[LLVMdev] Forward: Discussion about custom memory allocators for STL

Chris Lattner sabre at nondot.org
Sat May 17 21:38:34 PDT 2008


On May 17, 2008, at 9:48 AM, Roman Levenstein wrote:
> There is a discussion thread on llvm-commits list about a  
> possibility of using custom memory allocators for STL to improve the  
> performance and reduce the memory pressure of STL containers, e.g.  
> std::set.
> I thought that this discussion may be interesting for a wider  
> audience and therefore I re-post the messages on llvm-dev as well.
>
> It would be interesting to hear what others think about
> - custom allocators,

I think custom allocators can be a great thing, as long as they are  
specific to instances of containers, not a general replacement for  
malloc/free.  That way they can be used on demand when profiling shows  
they are important.

Ideally, I would be able to do something like:

   MyRegion R;
   std:set<x> (R);
   std::map<y,z> (R);

etc, and have the nodes for both containers share the same pool.  We  
already have some things like this that we use in clang, check out  
llvm/support/allocators.h.  It is not the standard STL allocator  
interface though, we need a simple adaptor.
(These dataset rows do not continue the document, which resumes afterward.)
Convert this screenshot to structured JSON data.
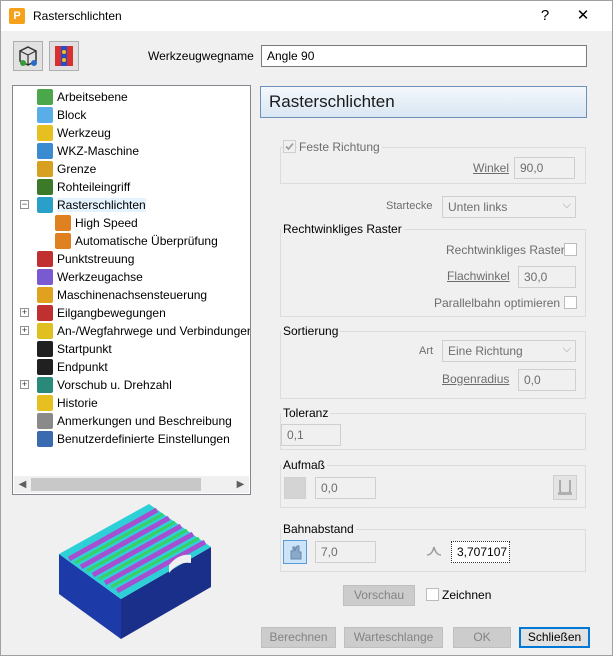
{
  "window": {
    "title": "Rasterschlichten",
    "app_icon": "P",
    "help_label": "?",
    "close_label": "✕"
  },
  "toolbar": {
    "tool_icon_1": "cube-workflow-icon",
    "tool_icon_2": "color-pattern-icon"
  },
  "toolname": {
    "label": "Werkzeugwegname",
    "value": "Angle 90"
  },
  "tree": {
    "items": [
      {
        "label": "Arbeitsebene",
        "icon": "workplane-icon",
        "color": "#4aa84a"
      },
      {
        "label": "Block",
        "icon": "block-icon",
        "color": "#5aaee8"
      },
      {
        "label": "Werkzeug",
        "icon": "tool-icon",
        "color": "#e6c020"
      },
      {
        "label": "WKZ-Maschine",
        "icon": "machine-icon",
        "color": "#3a8bd0"
      },
      {
        "label": "Grenze",
        "icon": "boundary-icon",
        "color": "#d8a020"
      },
      {
        "label": "Rohteileingriff",
        "icon": "stock-engagement-icon",
        "color": "#3c7a2a"
      },
      {
        "label": "Rasterschlichten",
        "icon": "raster-finishing-icon",
        "color": "#2aa0c8"
      },
      {
        "label": "High Speed",
        "icon": "high-speed-icon",
        "color": "#e08020"
      },
      {
        "label": "Automatische Überprüfung",
        "icon": "auto-check-icon",
        "color": "#e08020"
      },
      {
        "label": "Punktstreuung",
        "icon": "point-distribution-icon",
        "color": "#c03030"
      },
      {
        "label": "Werkzeugachse",
        "icon": "tool-axis-icon",
        "color": "#7a5ad0"
      },
      {
        "label": "Maschinenachsensteuerung",
        "icon": "machine-axis-control-icon",
        "color": "#e0a020"
      },
      {
        "label": "Eilgangbewegungen",
        "icon": "rapid-moves-icon",
        "color": "#c03030"
      },
      {
        "label": "An-/Wegfahrwege und Verbindungen",
        "icon": "leads-links-icon",
        "color": "#e0c020"
      },
      {
        "label": "Startpunkt",
        "icon": "start-point-icon",
        "color": "#202020"
      },
      {
        "label": "Endpunkt",
        "icon": "end-point-icon",
        "color": "#202020"
      },
      {
        "label": "Vorschub u. Drehzahl",
        "icon": "feeds-speeds-icon",
        "color": "#2a8a7a"
      },
      {
        "label": "Historie",
        "icon": "history-icon",
        "color": "#e6c020"
      },
      {
        "label": "Anmerkungen und Beschreibung",
        "icon": "notes-icon",
        "color": "#8a8a8a"
      },
      {
        "label": "Benutzerdefinierte Einstellungen",
        "icon": "user-settings-icon",
        "color": "#3a6ab0"
      }
    ]
  },
  "panel": {
    "header": "Rasterschlichten",
    "fixed_direction": {
      "label": "Feste Richtung",
      "checked": true
    },
    "angle": {
      "label": "Winkel",
      "value": "90,0"
    },
    "start_corner": {
      "label": "Startecke",
      "value": "Unten links"
    },
    "orthogonal": {
      "title": "Rechtwinkliges Raster",
      "checkbox_label": "Rechtwinkliges Raster",
      "flat_angle_label": "Flachwinkel",
      "flat_angle_value": "30,0",
      "parallel_label": "Parallelbahn optimieren"
    },
    "ordering": {
      "title": "Sortierung",
      "type_label": "Art",
      "type_value": "Eine Richtung",
      "arc_radius_label": "Bogenradius",
      "arc_radius_value": "0,0"
    },
    "tolerance": {
      "title": "Toleranz",
      "value": "0,1"
    },
    "allowance": {
      "title": "Aufmaß",
      "value": "0,0"
    },
    "stepover": {
      "title": "Bahnabstand",
      "value": "7,0",
      "cusp_value": "3,707107"
    },
    "preview": {
      "button_label": "Vorschau",
      "draw_label": "Zeichnen"
    }
  },
  "footer": {
    "calculate": "Berechnen",
    "queue": "Warteschlange",
    "ok": "OK",
    "close": "Schließen"
  }
}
> - reasons for current inefficiency of many STL containers on Evan's/ 
> Chris configs and

The reason is pretty obvious when you know what to look for.  On the  
mac, std::allocator<t> just calls malloc/free.  On linux and  
apparently everywhere else, std::allocator<T> is implemented in terms  
of a strange pool allocator.  [IMO, the mac way of doing things is the  
right way to go, but we can discuss philosophy elsewhere.  Here we  
will focus on the ramifications of this reality]
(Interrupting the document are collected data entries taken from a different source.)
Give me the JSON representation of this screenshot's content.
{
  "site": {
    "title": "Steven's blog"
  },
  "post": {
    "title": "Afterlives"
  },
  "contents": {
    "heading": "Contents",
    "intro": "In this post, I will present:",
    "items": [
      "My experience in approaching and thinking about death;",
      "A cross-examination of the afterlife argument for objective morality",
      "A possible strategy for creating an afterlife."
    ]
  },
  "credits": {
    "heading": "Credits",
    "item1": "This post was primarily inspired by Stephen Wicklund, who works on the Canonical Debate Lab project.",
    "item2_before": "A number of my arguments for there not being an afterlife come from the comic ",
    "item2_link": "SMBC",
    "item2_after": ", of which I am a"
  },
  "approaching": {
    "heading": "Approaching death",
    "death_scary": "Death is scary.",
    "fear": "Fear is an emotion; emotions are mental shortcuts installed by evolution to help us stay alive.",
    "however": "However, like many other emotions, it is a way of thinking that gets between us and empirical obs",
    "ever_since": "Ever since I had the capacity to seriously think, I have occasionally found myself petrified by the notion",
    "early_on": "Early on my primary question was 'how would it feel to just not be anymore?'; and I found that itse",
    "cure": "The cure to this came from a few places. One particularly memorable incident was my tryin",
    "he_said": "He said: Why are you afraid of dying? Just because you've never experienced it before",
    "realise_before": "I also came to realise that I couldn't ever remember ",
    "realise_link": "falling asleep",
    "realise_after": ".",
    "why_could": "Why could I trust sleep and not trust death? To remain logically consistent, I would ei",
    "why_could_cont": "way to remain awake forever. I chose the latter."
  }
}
The end result of this is that std::set/map on the mac ends up calling  
malloc/free for each node in the red/black tree, and it allocates a  
metric butt load of nodes (one per each item inserted).  Further, each  
query of the set incurs traversals of the tree.  In the case of the  
mac, because malloc/free is used, the allocations are spread all  
throughout the heap and traversing a tree touches all sorts of random  
pages of memory in very cache-unfriendly ways. I think the performance  
delta of mac vs linux is primarily due to this locality issue, not the  
raw performance of malloc on the two systems.
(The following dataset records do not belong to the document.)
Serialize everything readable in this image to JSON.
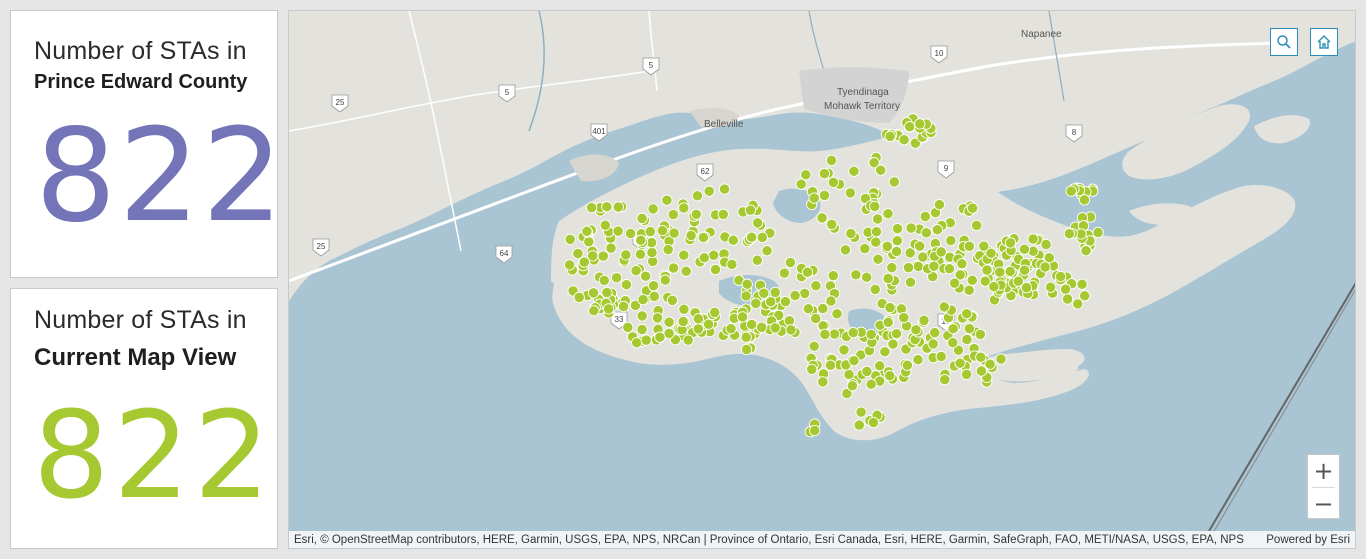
{
  "cards": [
    {
      "title": "Number of STAs in",
      "subtitle": "Prince Edward County",
      "value": "822",
      "color": "#7474b8"
    },
    {
      "title": "Number of STAs in",
      "subtitle": "Current Map View",
      "value": "822",
      "color": "#a6c830"
    }
  ],
  "map": {
    "place_labels": [
      "Napanee",
      "Belleville",
      "Tyendinaga",
      "Mohawk Territory"
    ],
    "route_shields": [
      "10",
      "5",
      "5",
      "25",
      "401",
      "62",
      "8",
      "9",
      "19",
      "25",
      "64",
      "33",
      "17"
    ],
    "buttons": {
      "search_icon": "search-icon",
      "home_icon": "home-icon"
    },
    "zoom": {
      "in": "+",
      "out": "−"
    },
    "attribution": "Esri, © OpenStreetMap contributors, HERE, Garmin, USGS, EPA, NPS, NRCan | Province of Ontario, Esri Canada, Esri, HERE, Garmin, SafeGraph, FAO, METI/NASA, USGS, EPA, NPS",
    "powered_by": "Powered by Esri",
    "marker_color": "#a6c830",
    "water_color": "#a9c4d2",
    "land_color": "#e3e2dc"
  }
}
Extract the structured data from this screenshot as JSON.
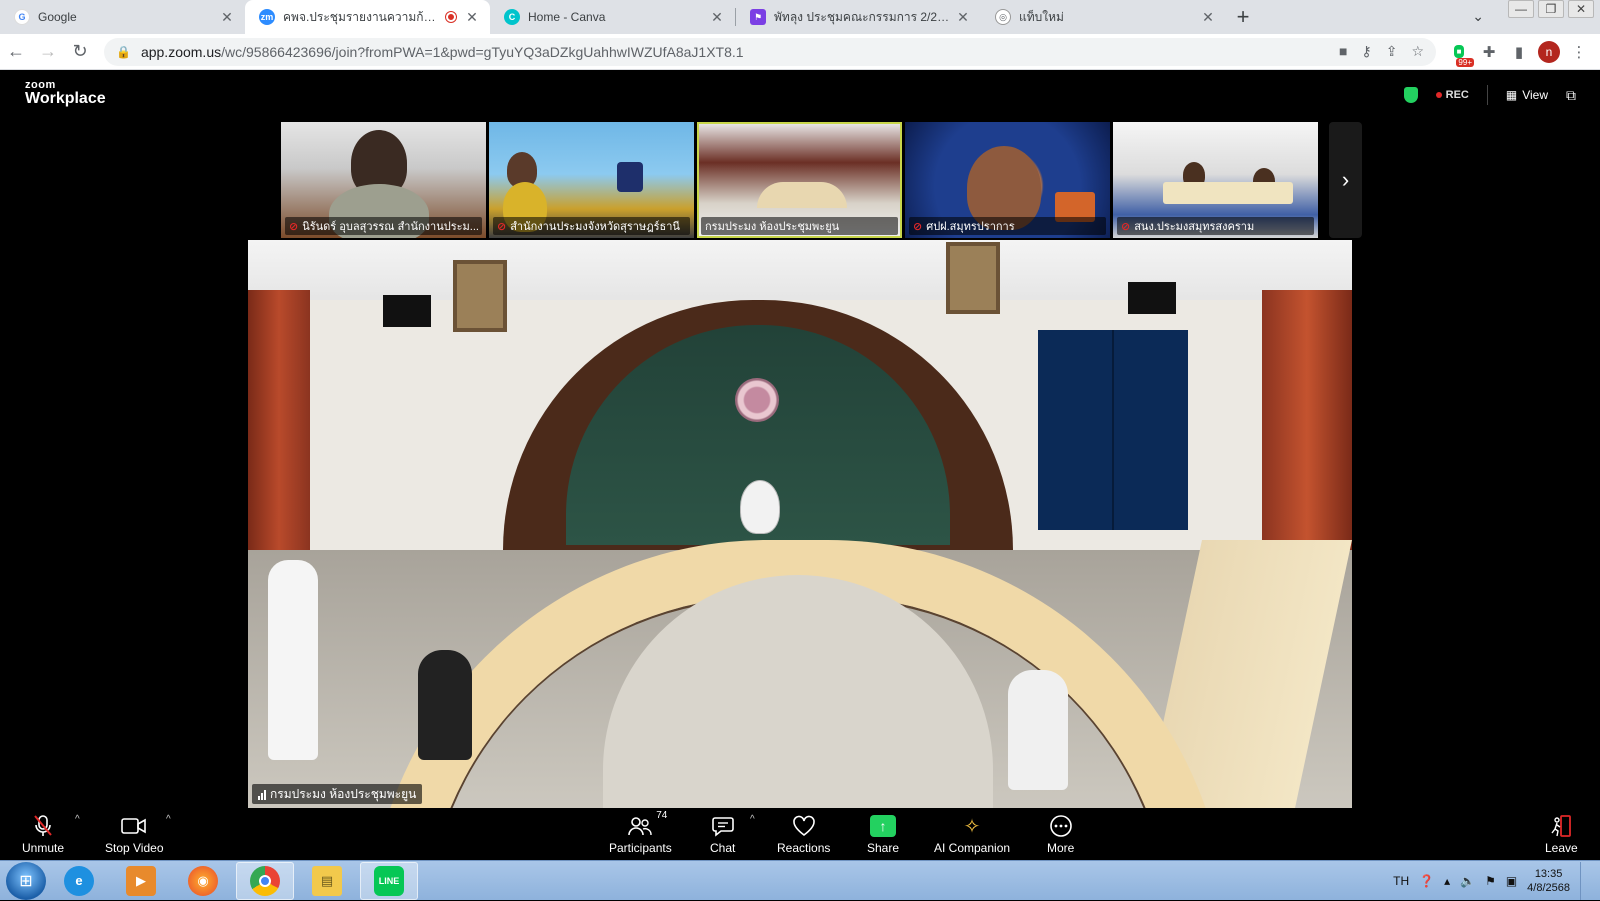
{
  "browser": {
    "tabs": [
      {
        "title": "Google",
        "favicon": "G",
        "color": "#4285f4",
        "active": false
      },
      {
        "title": "คพจ.ประชุมรายงานความก้าวหน้",
        "favicon": "zm",
        "color": "#2d8cff",
        "active": true,
        "recording": true
      },
      {
        "title": "Home - Canva",
        "favicon": "C",
        "color": "#00c4cc",
        "active": false
      },
      {
        "title": "พัทลุง ประชุมคณะกรรมการ 2/2568 -",
        "favicon": "⚑",
        "color": "#7b3fe4",
        "active": false
      },
      {
        "title": "แท็บใหม่",
        "favicon": "◎",
        "color": "#5f6368",
        "active": false
      }
    ],
    "new_tab": "+",
    "url_host": "app.zoom.us",
    "url_path": "/wc/95866423696/join?fromPWA=1&pwd=gTyuYQ3aDZkgUahhwIWZUfA8aJ1XT8.1",
    "extension_badge": "99+",
    "profile_initial": "n"
  },
  "zoom": {
    "brand_small": "zoom",
    "brand_large": "Workplace",
    "rec_label": "REC",
    "view_label": "View",
    "thumbnails": [
      {
        "name": "นิรันดร์ อุบลสุวรรณ สำนักงานประม..."
      },
      {
        "name": "สำนักงานประมงจังหวัดสุราษฎร์ธานี"
      },
      {
        "name": "กรมประมง ห้องประชุมพะยูน"
      },
      {
        "name": "ศปฝ.สมุทรปราการ"
      },
      {
        "name": "สนง.ประมงสมุทรสงคราม"
      }
    ],
    "main_speaker_label": "กรมประมง ห้องประชุมพะยูน",
    "controls": {
      "unmute": "Unmute",
      "stop_video": "Stop Video",
      "participants": "Participants",
      "participants_count": "74",
      "chat": "Chat",
      "reactions": "Reactions",
      "share": "Share",
      "ai_companion": "AI Companion",
      "more": "More",
      "leave": "Leave"
    }
  },
  "taskbar": {
    "language": "TH",
    "time": "13:35",
    "date": "4/8/2568",
    "line_label": "LINE"
  }
}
On linux (for example) the custom implementation of std::set happens  
to get lucky, and generally gives better locality than mapping  
directly to malloc/free, just because only a very small subset of the  
objects on the heap go through std::allocator (f.e. none of the  
SDNodes or LLVM IR objects go through std::allocator).  This implicit  
partitioning of the heap leads to accidental improved performance, but  
the performance is still pretty bad if you do have multiple node-based  
containers live at once (though that is rare in llvm).  I did a whole  
phd thesis about partitioning memory objects, so I know that  
partitioning data structures into their own regions can be a big  
win :).  It just happens that std::allocator on linux gets lucky on  
this for LLVM, since we generally have few STL containers live at once  
(and when we beat on them, we beat on them heavily).

> - possibility of using 3rd party libs like Boost (or their parts) in  
> LLVM

We have already imported pieces of boost.  The general rule is that it  
is ok to use specific pieces, but they have to be converted to the  
LLVM style and way of doing things.  Also, things with huge chains of  
dependencies sometimes have to be simplified.